The OVA board of directors has approved a $5.7 million budget that includes a 4.1% increase in dues.
At a Nov. 10 special meeting, OVA Vice President Tom Kendrick and Treasurer Elke Strunka presented the budget summary and details that reflect a $4 monthly increase in dues to $102 per member.
OVA dues fund operations, asset replacement and capital costs. Operations for 2021 are projected to account for two-thirds of the budget. The Asset Replacement Fund (ARF), which is linked to the reserve study, and the Capital Improvement Fund (CIF) each make up approximately one-sixth of the budget total. CIF has historically been funded by developer fees, but that ended in 2017 with the final new home construction in Oakmont. CIF, which Kendrick said functions like a savings account, pays for new and upgraded facilities, loan service on investments (golf asset purchase), replacement of assets lasting over 30 years, and other soft costs including code, permit and compliance costs.
Kendrick said 2020 operating and asset replacement costs were below projections, related largely to the pandemic and facility closures, and some 2021 initiatives reflect those changes. Surplus from reduced operations will be rolled into the CIF, and some reserve study costs that recur annually are being shifted more appropriately to the 2021 operations budget.
“Our 2020 expenses from the asset replacement fund are significantly below the projections planned last year,” he said. “With shutdowns to facilities came unavoidable delays in asset replacement and maintenance.”
The budget shows a 9.5% increase in personnel to increase staffing in Information Technology (IT) staff and maintenance.
“We are putting a lot of emphasis on IT because with the shutdown OVA is doing many things electronically that we haven’t done before. We want to be appropriately staffed. We have also found opportunities to save money by having our permanent maintenance staff do things like painting rather than hiring contractors, and we want to expand that,” Kendrick said.
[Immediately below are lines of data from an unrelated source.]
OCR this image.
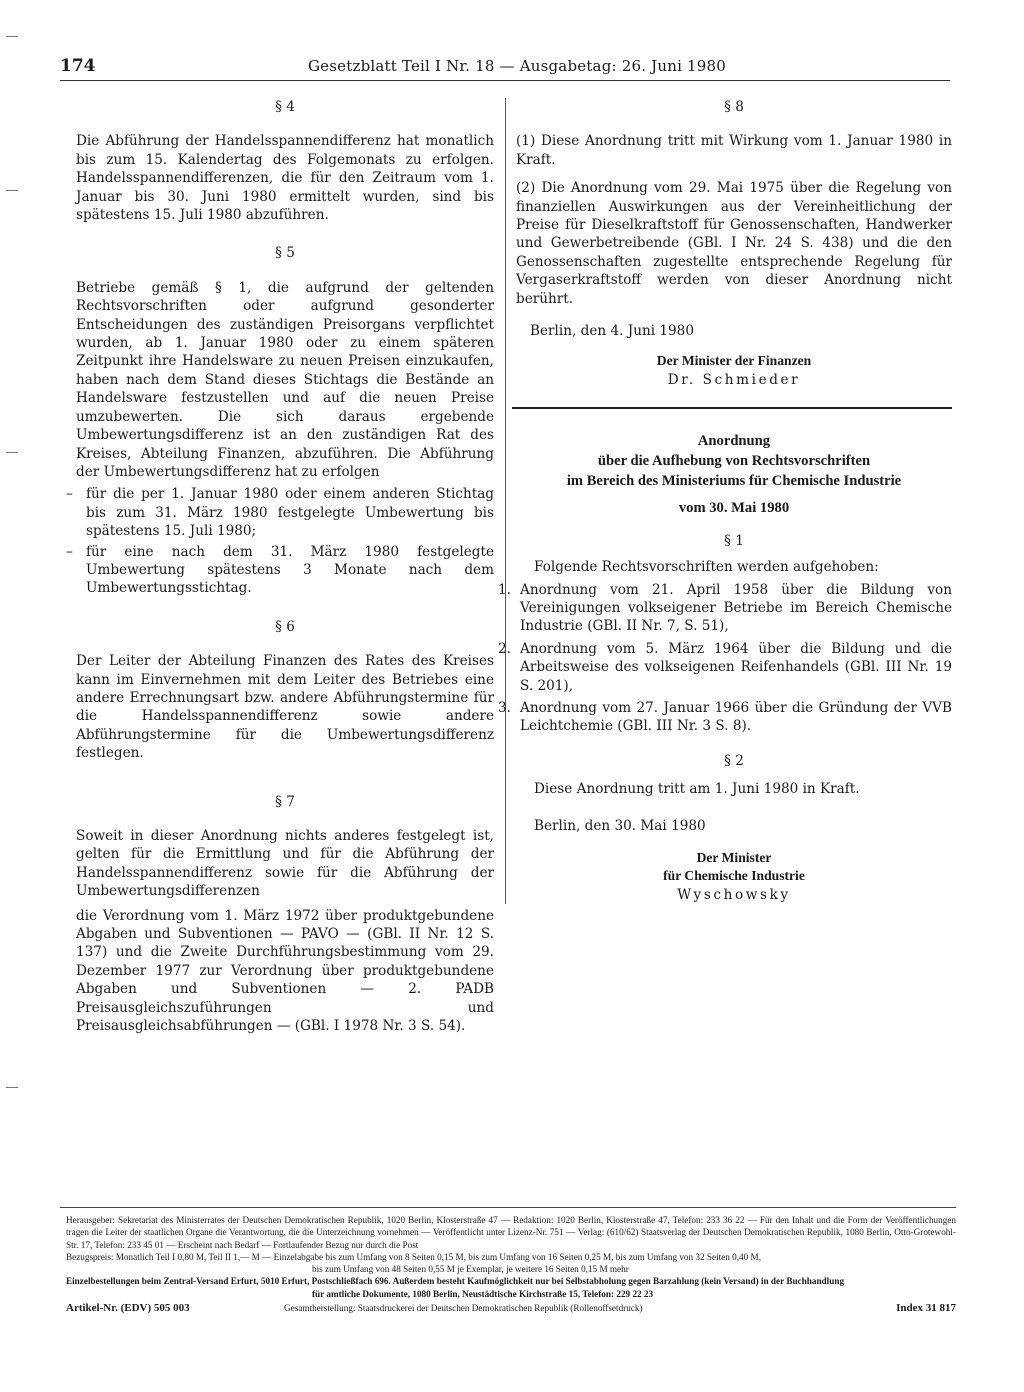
174	Gesetzblatt Teil I Nr. 18 — Ausgabetag: 26. Juni 1980
§ 4

Die Abführung der Handelsspannendifferenz hat monatlich bis zum 15. Kalendertag des Folgemonats zu erfolgen. Handelsspannendifferenzen, die für den Zeitraum vom 1. Januar bis 30. Juni 1980 ermittelt wurden, sind bis spätestens 15. Juli 1980 abzuführen.

§ 5

Betriebe gemäß § 1, die aufgrund der geltenden Rechtsvorschriften oder aufgrund gesonderter Entscheidungen des zuständigen Preisorgans verpflichtet wurden, ab 1. Januar 1980 oder zu einem späteren Zeitpunkt ihre Handelsware zu neuen Preisen einzukaufen, haben nach dem Stand dieses Stichtags die Bestände an Handelsware festzustellen und auf die neuen Preise umzubewerten. Die sich daraus ergebende Umbewertungsdifferenz ist an den zuständigen Rat des Kreises, Abteilung Finanzen, abzuführen. Die Abführung der Umbewertungsdifferenz hat zu erfolgen

– für die per 1. Januar 1980 oder einem anderen Stichtag bis zum 31. März 1980 festgelegte Umbewertung bis spätestens 15. Juli 1980;
– für eine nach dem 31. März 1980 festgelegte Umbewertung spätestens 3 Monate nach dem Umbewertungsstichtag.
§ 6

Der Leiter der Abteilung Finanzen des Rates des Kreises kann im Einvernehmen mit dem Leiter des Betriebes eine andere Errechnungsart bzw. andere Abführungstermine für die Handelsspannendifferenz sowie andere Abführungstermine für die Umbewertungsdifferenz festlegen.

§ 7

Soweit in dieser Anordnung nichts anderes festgelegt ist, gelten für die Ermittlung und für die Abführung der Handelsspannendifferenz sowie für die Abführung der Umbewertungsdifferenzen

die Verordnung vom 1. März 1972 über produktgebundene Abgaben und Subventionen — PAVO — (GBl. II Nr. 12 S. 137) und die Zweite Durchführungsbestimmung vom 29. Dezember 1977 zur Verordnung über produktgebundene Abgaben und Subventionen — 2. PADB Preisausgleichszuführungen und Preisausgleichsabführungen — (GBl. I 1978 Nr. 3 S. 54).

§ 8

(1) Diese Anordnung tritt mit Wirkung vom 1. Januar 1980 in Kraft.

(2) Die Anordnung vom 29. Mai 1975 über die Regelung von finanziellen Auswirkungen aus der Vereinheitlichung der Preise für Dieselkraftstoff für Genossenschaften, Handwerker und Gewerbetreibende (GBl. I Nr. 24 S. 438) und die den Genossenschaften zugestellte entsprechende Regelung für Vergaserkraftstoff werden von dieser Anordnung nicht berührt.

Berlin, den 4. Juni 1980

Der Minister der Finanzen
Dr. Schmieder
Anordnung
über die Aufhebung von Rechtsvorschriften
im Bereich des Ministeriums für Chemische Industrie
vom 30. Mai 1980
§ 1

Folgende Rechtsvorschriften werden aufgehoben:

1. Anordnung vom 21. April 1958 über die Bildung von Vereinigungen volkseigener Betriebe im Bereich Chemische Industrie (GBl. II Nr. 7, S. 51),
2. Anordnung vom 5. März 1964 über die Bildung und die Arbeitsweise des volkseigenen Reifenhandels (GBl. III Nr. 19 S. 201),
3. Anordnung vom 27. Januar 1966 über die Gründung der VVB Leichtchemie (GBl. III Nr. 3 S. 8).
§ 2

Diese Anordnung tritt am 1. Juni 1980 in Kraft.

Berlin, den 30. Mai 1980

Der Minister
für Chemische Industrie
Wyschowsky

Herausgeber: Sekretariat des Ministerrates der Deutschen Demokratischen Republik, 1020 Berlin, Klosterstraße 47 — Redaktion: 1020 Berlin, Klosterstraße 47, Telefon: 233 36 22 — Für den Inhalt und die Form der Veröffentlichungen tragen die Leiter der staatlichen Organe die Verantwortung, die die Unterzeichnung vornehmen — Veröffentlicht unter Lizenz-Nr. 751 — Verlag: (610/62) Staatsverlag der Deutschen Demokratischen Republik, 1080 Berlin, Otto-Grotewohl-Str. 17, Telefon: 233 45 01 — Erscheint nach Bedarf — Fortlaufender Bezug nur durch die Post

Bezugspreis: Monatlich Teil I 0,80 M, Teil II 1,— M — Einzelabgabe bis zum Umfang von 8 Seiten 0,15 M, bis zum Umfang von 16 Seiten 0,25 M, bis zum Umfang von 32 Seiten 0,40 M,

bis zum Umfang von 48 Seiten 0,55 M je Exemplar, je weitere 16 Seiten 0,15 M mehr

Einzelbestellungen beim Zentral-Versand Erfurt, 5010 Erfurt, Postschließfach 696. Außerdem besteht Kaufmöglichkeit nur bei Selbstabholung gegen Barzahlung (kein Versand) in der Buchhandlung

für amtliche Dokumente, 1080 Berlin, Neustädtische Kirchstraße 15, Telefon: 229 22 23

Artikel-Nr. (EDV) 505 003	Gesamtherstellung: Staatsdruckerei der Deutschen Demokratischen Republik (Rollenoffsetdruck)	Index 31 817
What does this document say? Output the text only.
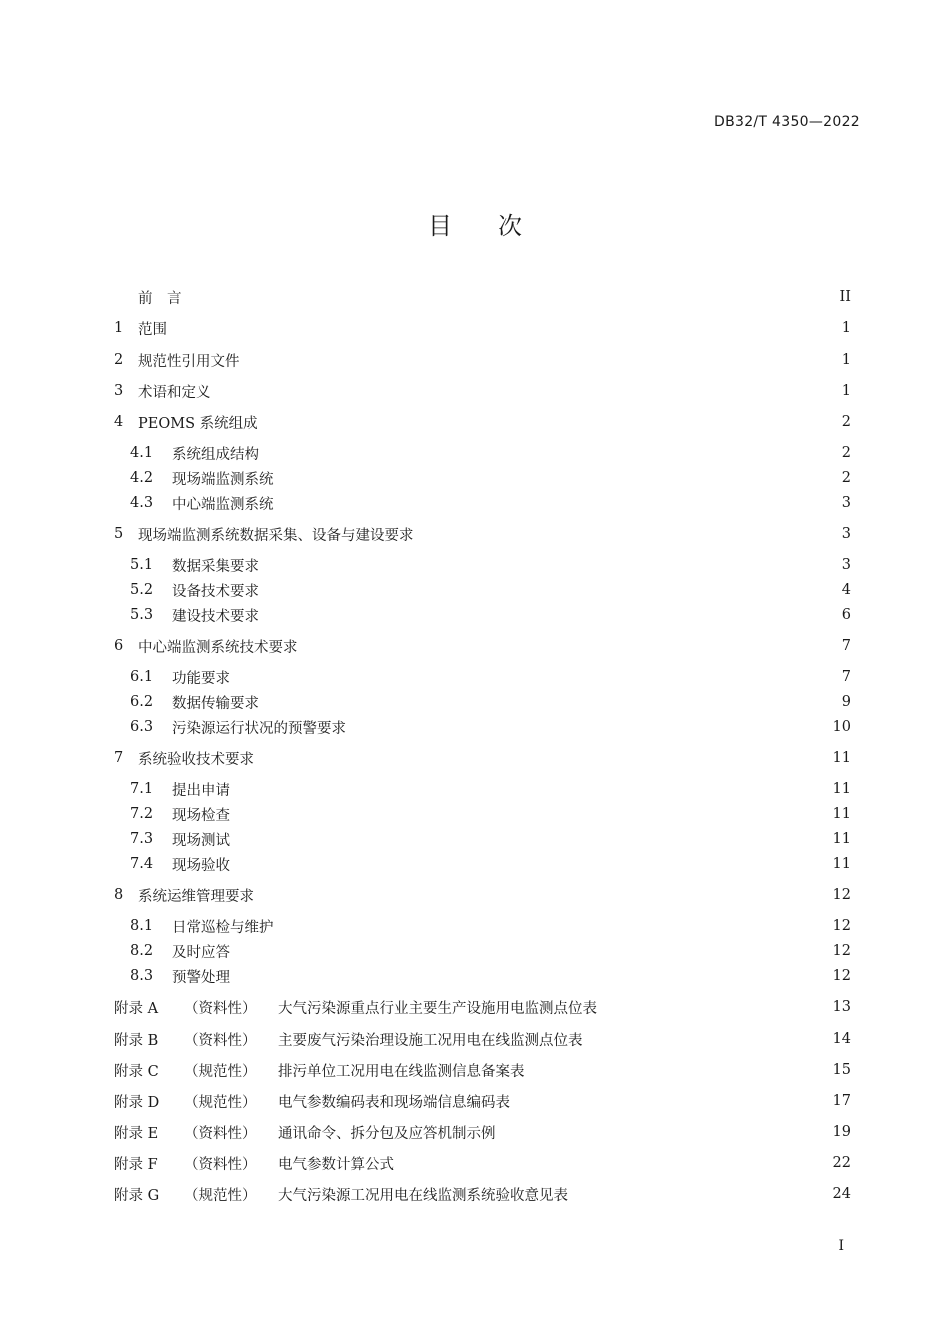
DB32/T 4350—2022
目次
前　言	II
1	范围	1
2	规范性引用文件	1
3	术语和定义	1
4	PEOMS 系统组成	2
4.1	系统组成结构	2
4.2	现场端监测系统	2
4.3	中心端监测系统	3
5	现场端监测系统数据采集、设备与建设要求	3
5.1	数据采集要求	3
5.2	设备技术要求	4
5.3	建设技术要求	6
6	中心端监测系统技术要求	7
6.1	功能要求	7
6.2	数据传输要求	9
6.3	污染源运行状况的预警要求	10
7	系统验收技术要求	11
7.1	提出申请	11
7.2	现场检查	11
7.3	现场测试	11
7.4	现场验收	11
8	系统运维管理要求	12
8.1	日常巡检与维护	12
8.2	及时应答	12
8.3	预警处理	12
附录 A	（资料性）	大气污染源重点行业主要生产设施用电监测点位表	13
附录 B	（资料性）	主要废气污染治理设施工况用电在线监测点位表	14
附录 C	（规范性）	排污单位工况用电在线监测信息备案表	15
附录 D	（规范性）	电气参数编码表和现场端信息编码表	17
附录 E	（资料性）	通讯命令、拆分包及应答机制示例	19
附录 F	（资料性）	电气参数计算公式	22
附录 G	（规范性）	大气污染源工况用电在线监测系统验收意见表	24
I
The operations budget also shows increased costs in insurance and fire prevention maintenance to mitigate risk and “harden the community,” he said.
OVA’s current assets that make up our reserve study are valued at $11 million, with an average economic life of 10 years and an annual average cost of $1.1 million. Strunka said the reserve fund had included some recurring annual costs for custodial, maintenance and fire prevention work. Shifting those line items to the operations budget from the reserve fund provides more appropriate tracking of expenses.